Fotografia e videoarte in mostra a Bergamo da Baco Arte Contemporanea e ALT Arte Lavoro Territorio

‘Ha scritto Roland Barthes ne La camera chiara che la fotografia ha sempre delle zone di mistero che non vediamo subito ma intuiamo’ racconta Mauro Zanchi, curatore della mostra ‘Lo specchio concavo’ insieme a Sara Benaglia. È proprio quest’affermazione che lo ha ispirato nell’allestimento di una doppia esposizione di circa 40 fotografie e video di artiste donne che suggeriscono un possibile viaggio nella realtà vista attraverso lo sguardo femminile.

Incluse in mostra ci sono opere degli anni ’60 e ’70 di artiste come Anna Maria Maiolino, che nelle sue performance denunciava le prevaricazione degli uomini sulla donne (famosa l’immagine che la ritrae con la madre e la nonna con un filo che le lega l’una all’altra) fino ad opere recenti, come quelle di Fatma Bucak, artista curda, la cui condizione di cittadina di uno stato non riconosciuto si riflette in opere liriche che esprimono l’idea di ‘terra di mezzo’. Un altro esempio è la palestinese Emily Jacir, che fotografa le vetrine dei negozi come hanno fatto prima di lei Eugène Atget o Luigi Ghirri, ma lascia intravvedere elementi che rimandano al conflitto tra Israele e Palestina, come i proiettili nelle vetrine, creando un corto circuito tra quello che avviene fuori e il desiderio di tranquillità all’interno.

Accanto a queste artiste, ce ne sono altre che riflettono sul proprio corpo o sull’idea di confine tra noi stessi e gli altri. Per esempio, l’opera di Dana Hoey mostra un nudo femminile che si rifà all’iconografia classica, sdraiato però in una sala conferenze di un’azienda, innescando una riflessione sulle dinamiche del mondo del lavoro in cui, nonostante tanti sforzi per cambiare lo stato delle cose, la donna viene ancora vista spesso come un corpo da possedere.
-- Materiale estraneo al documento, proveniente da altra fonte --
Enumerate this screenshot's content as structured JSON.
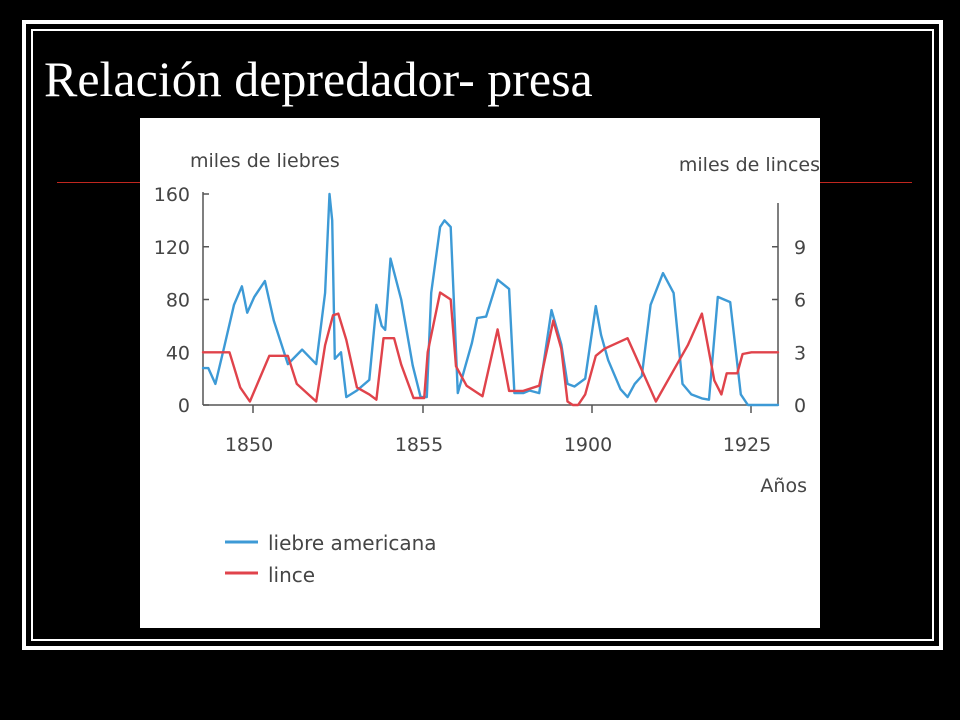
{
  "slide": {
    "title": "Relación depredador- presa"
  },
  "colors": {
    "background": "#000000",
    "frame": "#ffffff",
    "title_rule": "#c0271f",
    "hare_line": "#3d9ad6",
    "lynx_line": "#e0434b",
    "axis": "#555555"
  },
  "chart_data": {
    "type": "line",
    "ylabel": "miles de liebres",
    "y2label": "miles de linces",
    "xlabel": "Años",
    "ylim": [
      0,
      160
    ],
    "y2lim": [
      0,
      12
    ],
    "yticks": [
      "0",
      "40",
      "80",
      "120",
      "160"
    ],
    "y2ticks": [
      "0",
      "3",
      "6",
      "9"
    ],
    "xticks": [
      "1850",
      "1855",
      "1900",
      "1925"
    ],
    "grid": false,
    "legend_position": "bottom-left",
    "series": [
      {
        "name": "liebre americana",
        "axis": "left",
        "color": "#3d9ad6",
        "x": [
          0,
          0.6,
          1.4,
          2.4,
          3.5,
          4.4,
          5,
          5.8,
          7,
          8,
          9.6,
          11.2,
          12.8,
          13.8,
          14.3,
          14.6,
          14.9,
          15.6,
          16.2,
          17.4,
          18.8,
          19.6,
          20.2,
          20.6,
          21.2,
          22.4,
          23.7,
          24.6,
          25.3,
          25.8,
          26.8,
          27.3,
          28,
          28.8,
          29.6,
          30.4,
          31,
          32,
          33.3,
          34.6,
          35.2,
          36.2,
          36.9,
          38,
          39.4,
          40.5,
          41.2,
          42,
          43.2,
          44.4,
          45,
          45.8,
          47.2,
          48,
          48.8,
          49.6,
          50.6,
          52,
          53.2,
          54.2,
          55.2,
          56.4,
          57.2,
          58.2,
          59.6,
          60.8,
          61.6,
          62.4,
          63,
          63.8,
          64.4,
          65
        ],
        "y": [
          28,
          28,
          16,
          44,
          76,
          90,
          70,
          82,
          94,
          64,
          31,
          42,
          31,
          85,
          160,
          140,
          35,
          40,
          6,
          11,
          19,
          76,
          60,
          57,
          111,
          80,
          30,
          6,
          6,
          85,
          135,
          140,
          135,
          9,
          28,
          47,
          66,
          67,
          95,
          88,
          9,
          9,
          11,
          9,
          72,
          46,
          16,
          14,
          20,
          75,
          53,
          34,
          12,
          6,
          16,
          22,
          76,
          100,
          85,
          16,
          8,
          5,
          4,
          82,
          78,
          8,
          0,
          0,
          0,
          0,
          0,
          0
        ]
      },
      {
        "name": "lince",
        "axis": "right",
        "color": "#e0434b",
        "x": [
          0,
          1.8,
          3,
          4.2,
          5.3,
          6.4,
          7.5,
          8.6,
          9.6,
          10.6,
          12.8,
          13.8,
          14.7,
          15.3,
          16.2,
          17.4,
          18.8,
          19.6,
          20.4,
          21.6,
          22.4,
          23.8,
          25,
          25.4,
          26.8,
          28,
          28.6,
          29.8,
          31.6,
          33.3,
          34.6,
          36.2,
          38,
          39.6,
          40.5,
          41.2,
          41.8,
          42.4,
          43.2,
          44.4,
          45.4,
          48,
          51.2,
          54.8,
          56.4,
          57.8,
          58.6,
          59.2,
          60.4,
          61,
          62,
          64,
          65
        ],
        "y": [
          3,
          3,
          3,
          1,
          0.2,
          1.5,
          2.8,
          2.8,
          2.8,
          1.2,
          0.2,
          3.4,
          5.1,
          5.2,
          3.7,
          1,
          0.6,
          0.3,
          3.8,
          3.8,
          2.3,
          0.4,
          0.4,
          3,
          6.4,
          6,
          2.2,
          1.1,
          0.5,
          4.3,
          0.8,
          0.8,
          1.1,
          4.8,
          3.2,
          0.2,
          0,
          0,
          0.6,
          2.8,
          3.2,
          3.8,
          0.2,
          3.4,
          5.2,
          1.4,
          0.6,
          1.8,
          1.8,
          2.9,
          3,
          3,
          3
        ]
      }
    ]
  }
}
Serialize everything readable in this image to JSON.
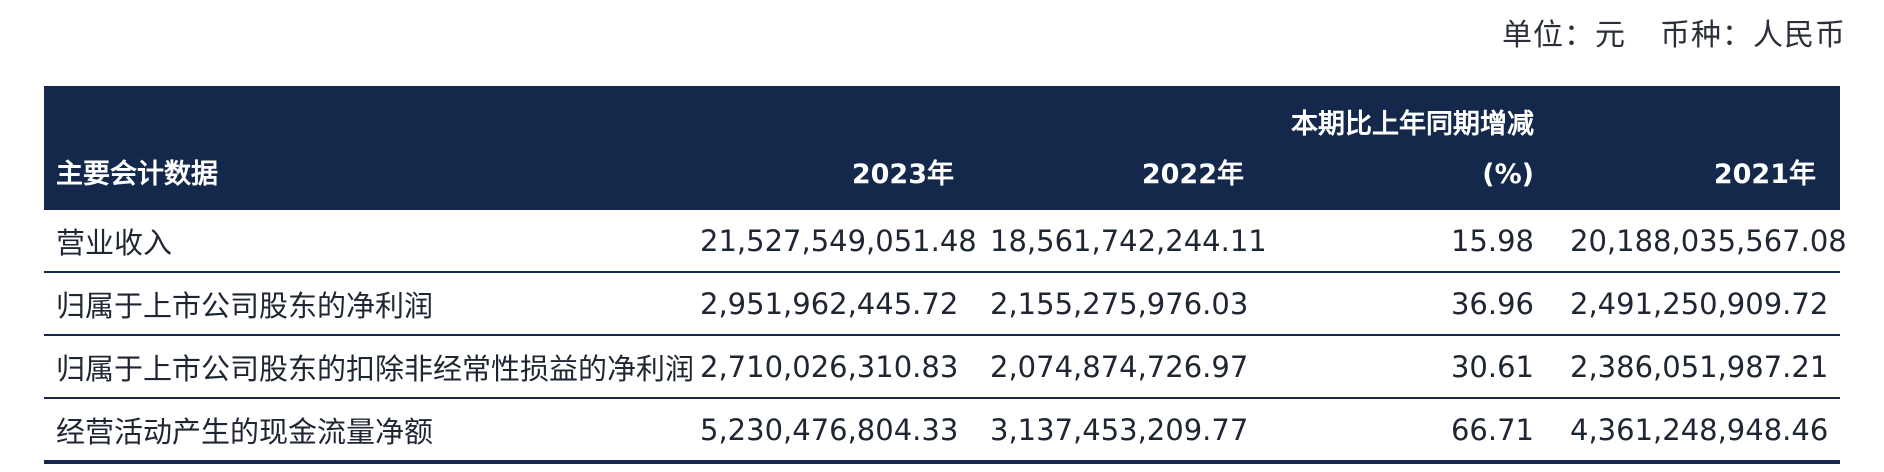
{
  "unit_line": {
    "unit": "单位：元",
    "currency": "币种：人民币"
  },
  "table": {
    "headers": [
      "主要会计数据",
      "2023年",
      "2022年",
      "本期比上年同期增减",
      "(%)",
      "2021年"
    ],
    "rows": [
      [
        "营业收入",
        "21,527,549,051.48",
        "18,561,742,244.11",
        "15.98",
        "20,188,035,567.08"
      ],
      [
        "归属于上市公司股东的净利润",
        "2,951,962,445.72",
        "2,155,275,976.03",
        "36.96",
        "2,491,250,909.72"
      ],
      [
        "归属于上市公司股东的扣除非经常性损益的净利润",
        "2,710,026,310.83",
        "2,074,874,726.97",
        "30.61",
        "2,386,051,987.21"
      ],
      [
        "经营活动产生的现金流量净额",
        "5,230,476,804.33",
        "3,137,453,209.77",
        "66.71",
        "4,361,248,948.46"
      ]
    ]
  },
  "colors": {
    "header_bg": "#13284b",
    "header_text": "#ffffff",
    "rule": "#13284b"
  }
}
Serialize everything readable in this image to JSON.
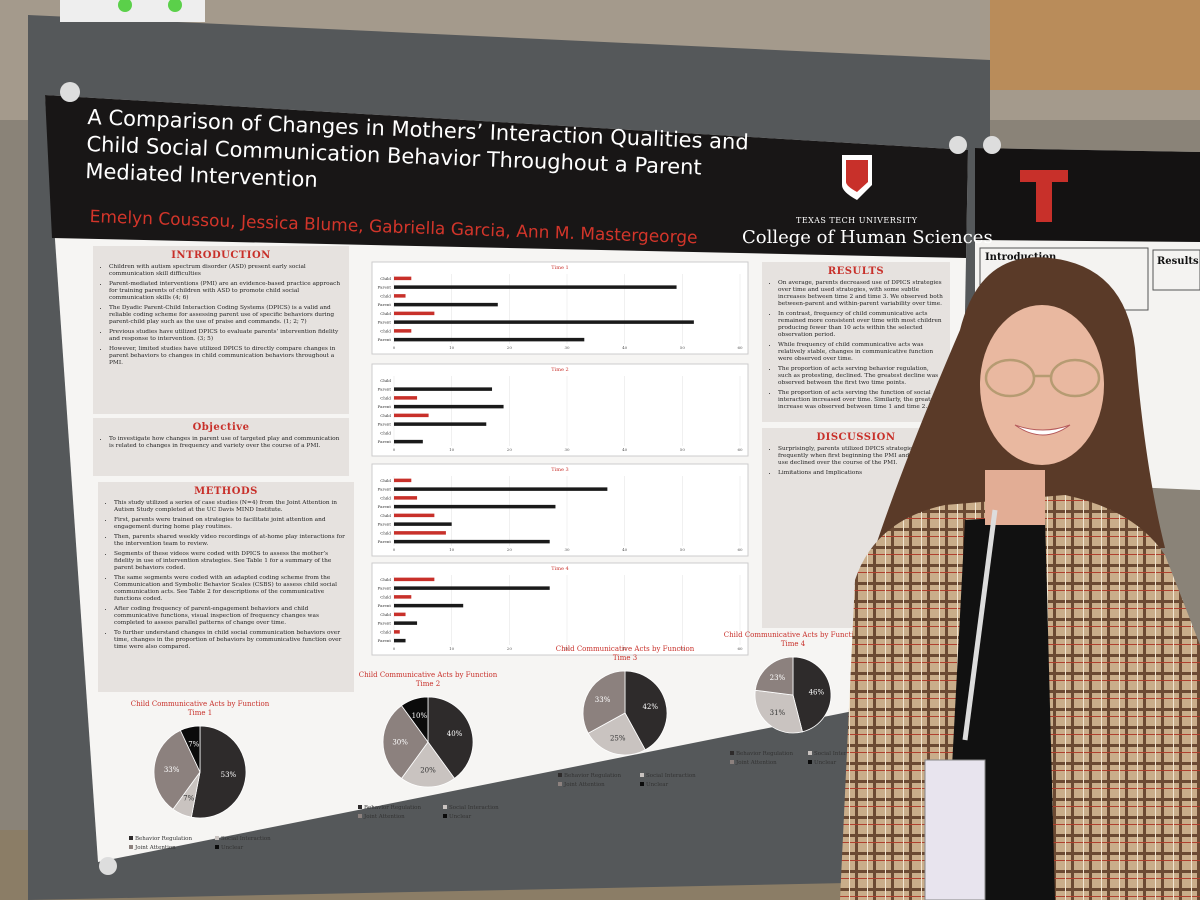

Arriva alle stesse conclusioni la femminista inglese Jemima Stehli, che si fotografa mentre si spoglia davanti a critici d’arte e curatori dei musei.

Il titolo della mostra, Lo specchio concavo, rimanda a diversi significati: ‘Da un lato era il simbolo delle femministe degli anni 70, perché contestava l’idea che la donna fosse stata fatta a specchio dell’uomo proponendone, invece, un’immagine ribaltata’ spiega il curatore Mauro Zanchi. ‘Dall’altra è un riferimento alla fotografia, alla camera oscura, e al funzionamento del nostro occhio. Ma è stato usato anche come un’arma da Archimede per bruciare le navi che stavano assaltando la città di Siracusa, mentre gli sciamani lo utilizzavano per acuire le loro facoltà di chiaroveggenza e telepatia. La stessa telepatia che un’artista come Barbara Hammer cercava di sviluppare per non utilizzare il linguaggio, divenuto predominio del mondo maschile.

Lo specchio concavo, in mostra a Bergamo da Baco Arte Contemporanea fino al 27 novembre e da ALT Arte Lavoro e Territorio fino al 31 dicembre.